Il libro Self-Portraits: 1987-2017 di Antoine d’Agata svela un viaggio dell’uomo/fotografo dalle origini della sua pratica ai giorni nostri, e ci presenta l’iconografia monumentale di un’opera che si è andata lentamente sviluppando da un diario visivo iniziato in Messico negli anni ’80 all’immagine in movimento e agli scritti di alcuni copioni di vita premeditati.
In che modo è possibile comprendere questo archivio vivente, questo gesto artistico, umano e politico, questa presunta, coscienza e deliberata deviazione, ultimo dispositivo di resistenza in un mondo vissuto con rabbia e dolore?
In che modo il corpo, il legame, l’atto fisico e umano dell’artista e l’invito al sacrificio si manifestano da oltre 25 anni nello sviluppo di questo corpus di opere, che ci parla dell’esperienza di una realtà che è assorbito ogni volta più intensamente e nello stesso tempo più marginale?
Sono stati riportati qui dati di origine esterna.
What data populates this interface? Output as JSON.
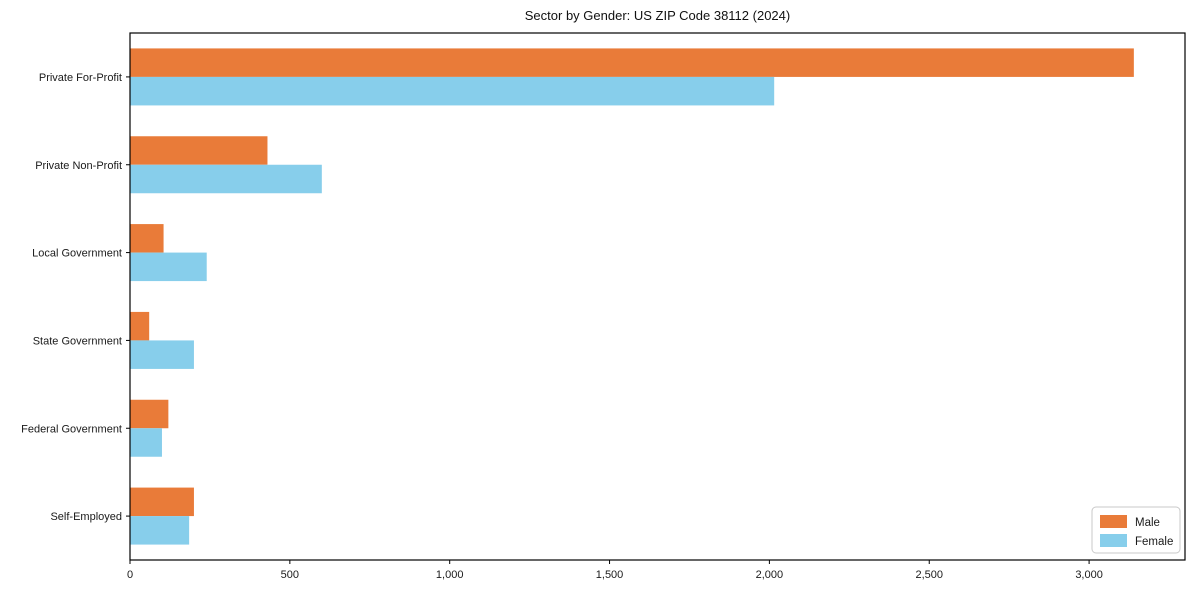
{
  "page": {
    "background": "#ffffff"
  },
  "chart_data": {
    "type": "bar",
    "orientation": "horizontal",
    "title": "Sector by Gender: US ZIP Code 38112 (2024)",
    "categories": [
      "Private For-Profit",
      "Private Non-Profit",
      "Local Government",
      "State Government",
      "Federal Government",
      "Self-Employed"
    ],
    "series": [
      {
        "name": "Male",
        "color": "#E97B39",
        "values": [
          3140,
          430,
          105,
          60,
          120,
          200
        ]
      },
      {
        "name": "Female",
        "color": "#87CEEB",
        "values": [
          2015,
          600,
          240,
          200,
          100,
          185
        ]
      }
    ],
    "xlabel": "",
    "ylabel": "",
    "xlim": [
      0,
      3300
    ],
    "xticks": [
      {
        "value": 0,
        "label": "0"
      },
      {
        "value": 500,
        "label": "500"
      },
      {
        "value": 1000,
        "label": "1,000"
      },
      {
        "value": 1500,
        "label": "1,500"
      },
      {
        "value": 2000,
        "label": "2,000"
      },
      {
        "value": 2500,
        "label": "2,500"
      },
      {
        "value": 3000,
        "label": "3,000"
      }
    ],
    "grid": false,
    "legend": {
      "position": "lower right",
      "entries": [
        "Male",
        "Female"
      ]
    },
    "colors": {
      "axis": "#000000",
      "text": "#1a1a1a",
      "legend_border": "#c9c9c9",
      "legend_background": "#ffffff"
    }
  }
}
Perché in questo processo vitale, in questa presenza nel mondo, Antoine d’Agata, accanto ai suoi soggetti, ha scelto di essere protagonista delle proprie immagini?
Il libro si propone di portare alla luce alcune verità — fragili — e di consegnare, senza delusioni, l’esperienza di una vita. L’accumulo di immagini, la ripetizione infinita, è alla base delle visioni di un uomo che dilata costantemente i limiti della propria esistenza e permette di cogliere i sentimenti, la necessità e l’urgenza di una ricerca imperativa, di cui quasi nessuna traccia, frammenti, piccoli pezzi tratti dalla realtà. Solo alcune “immagini sopravvissute”.